At all material times, these defendant banks and all of them
have no legal standing to lend any money to borrowers, because:
1) these banks and credit unions did not have the money to
lend, and therefore they did not have any capacity to enter
into a binding contract; 2) the defendants did not have any
cash reserve, they are not legally permitted to lend their
depositor’s or member’s money without expressed
written authorization form the depositors, and: 3) the defendants
have no tangible assets of their own to lend and all their
“assets” are “paper assets” which
are mainly in the form of “receivables” created
by them out of “thin air,” derived out of loans
whereas the monies loaned out were also created out of thin
air. Other than bookkeeping and computer entries, no money
or substance of any value was loaned by the defendants to
the Plaintiff. In all of the loan transactions entered into
between the Plaintiff and the Defendants, the financial institutions
did not bring any equity to any of the transaction. All the
equities were provided by the borrowers. The practices of
the defendant financial institutions alleged in the complaint
starkly contrast the practices of responsible and ethical
money lenders who actually lend real, tangible, legal tender
cash money. The complaint alleges that the loan transactions
are fraudulent because no value was ever imparted by the defendants
to the Plaintiff; these defendants did not risk anything,
nor lost anything and never would have lost anything under
any circumstances and therefore no lien has been perfected
according to law and equity against the Plaintiff. The foreclosure
proceedings which comes as a result of the borrower defaulting
on such fraudulent loans were carried out in bad faith by
the defendant banks and credit unions, and as such, these
foreclosures were in every respect unlawful acts of conversion
and unlawful seizure of property without due process of law
which always results in the unjust enrichment of the defendants.
The suit alleges that the defendants utilize fraudulent banking
practices whereby they deceive customers into believing that
they are actually receiving “credit” or money
when in fact no actual money is being loaned to their customers.
However, the complaint describes a practice whereby there
is realistically no money other than ledger or computer entries
being loaned to the borrowers. Rather than real money being
received by the borrowers, “electronic” or “digitally
created money”, created out of nothing, at no cost to
the financial institutions are entered as “loans”
into their customers’ accounts. The borrowers are then
required to pay criminal interest rates for the money they
never received. The suit alleges that the defendants effectively
turn consumers into virtual debt slaves, forcing them to pay
for something they never received, and then seizing their
properties if they can no longer pay the banks with real money.

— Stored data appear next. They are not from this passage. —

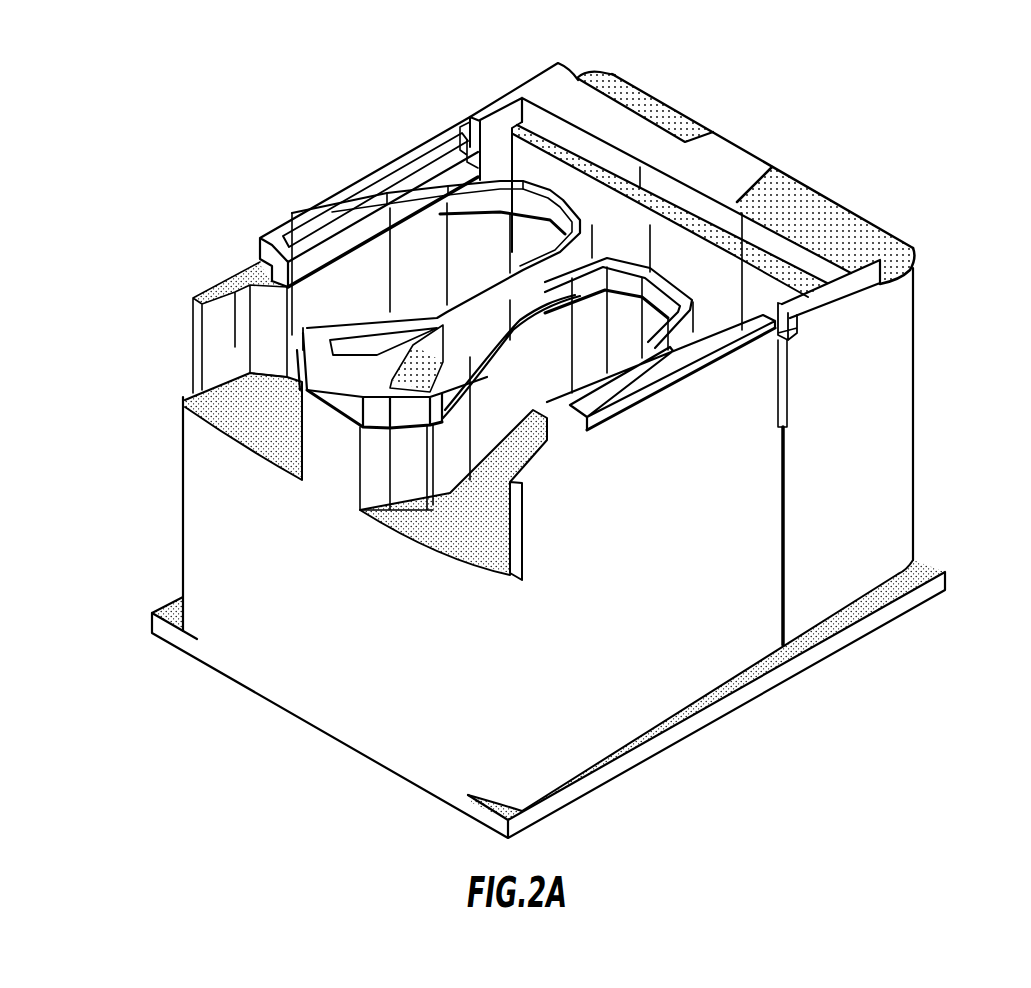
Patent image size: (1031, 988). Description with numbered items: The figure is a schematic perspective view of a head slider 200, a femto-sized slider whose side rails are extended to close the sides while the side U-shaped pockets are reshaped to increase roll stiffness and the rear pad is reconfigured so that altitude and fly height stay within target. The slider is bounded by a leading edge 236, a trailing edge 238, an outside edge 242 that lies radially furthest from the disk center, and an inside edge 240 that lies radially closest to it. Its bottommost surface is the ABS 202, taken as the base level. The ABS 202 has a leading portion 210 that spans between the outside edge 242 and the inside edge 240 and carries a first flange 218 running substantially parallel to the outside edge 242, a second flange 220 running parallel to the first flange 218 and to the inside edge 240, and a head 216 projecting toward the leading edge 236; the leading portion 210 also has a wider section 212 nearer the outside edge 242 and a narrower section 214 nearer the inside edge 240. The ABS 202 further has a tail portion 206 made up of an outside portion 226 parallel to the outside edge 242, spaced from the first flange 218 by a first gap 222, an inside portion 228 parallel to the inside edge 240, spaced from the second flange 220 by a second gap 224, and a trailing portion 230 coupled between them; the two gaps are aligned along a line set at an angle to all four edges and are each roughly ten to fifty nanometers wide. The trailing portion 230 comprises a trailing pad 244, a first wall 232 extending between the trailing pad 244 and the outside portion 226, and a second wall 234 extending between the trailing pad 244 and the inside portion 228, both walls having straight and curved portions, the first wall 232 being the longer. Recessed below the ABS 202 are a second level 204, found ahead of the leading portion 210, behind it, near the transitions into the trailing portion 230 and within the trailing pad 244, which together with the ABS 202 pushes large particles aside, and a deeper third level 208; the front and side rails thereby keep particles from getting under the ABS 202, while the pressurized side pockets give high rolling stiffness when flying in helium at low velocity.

The head slider 200 is at (260, 110).
The ABS 202 is at (523, 78).
The second level 204 is at (833, 220).
The tail portion 206 is at (277, 387).
The third level 208 is at (706, 340).
The leading portion 210 is at (703, 157).
The section 212 is at (620, 122).
The section 214 is at (893, 232).
The head 216 is at (760, 153).
The first flange 218 is at (500, 102).
The second flange 220 is at (790, 311).
The first gap 222 is at (463, 128).
The second gap 224 is at (780, 363).
The outside portion 226 is at (313, 210).
The inside portion 228 is at (650, 390).
The trailing portion 230 is at (487, 348).
The first wall 232 is at (477, 215).
The second wall 234 is at (670, 300).
The leading edge 236 is at (700, 118).
The trailing edge 238 is at (205, 665).
The inside edge 240 is at (647, 760).
The outside edge 242 is at (173, 603).
The trailing pad 244 is at (357, 392).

There is no law in Canada that could remotely suggest that
the defendant financial institutions have the legal right
to create money out of nothing. Dempsey says: “only
God has the power to create anything out of nothing.”
The class action suit, the first and the biggest of its kind
in Canada is intended to give the justice system the opportunity
to prove itself to the People of Canada who is really in control
or whether they would continue to allow itself to be used
by the banks as a tool in their unlawful and fraudulent banking
practices which always ends in the enslavement of the people
and confiscation of the people’s properties.
Two other class action suits were filed by John Ruiz Dempsey
against the banks. The first one was filed by Dempsey on behalf
of Ian Dennis Gravlin of Calgary, Alberta and Pavel Darmantchev
of Kelowna, B.C. versus the Canadian Imperial Bank of Commerce.
This matter is set for case management conference hearing
on April 26, 2005. The Plaintiffs expects a stiff opposition
from the defendant’s law firm. Madam Justice Garson
is the case management judge assigned to the case.
A second class action suit was filed against MBNA CANADA BANK
on behalf of Pavel Darmantchev of Kelowna, B.C., Ian Dennis
Gravlin of Calgary, Alberta and Dena Alden of Vancouver, B.C.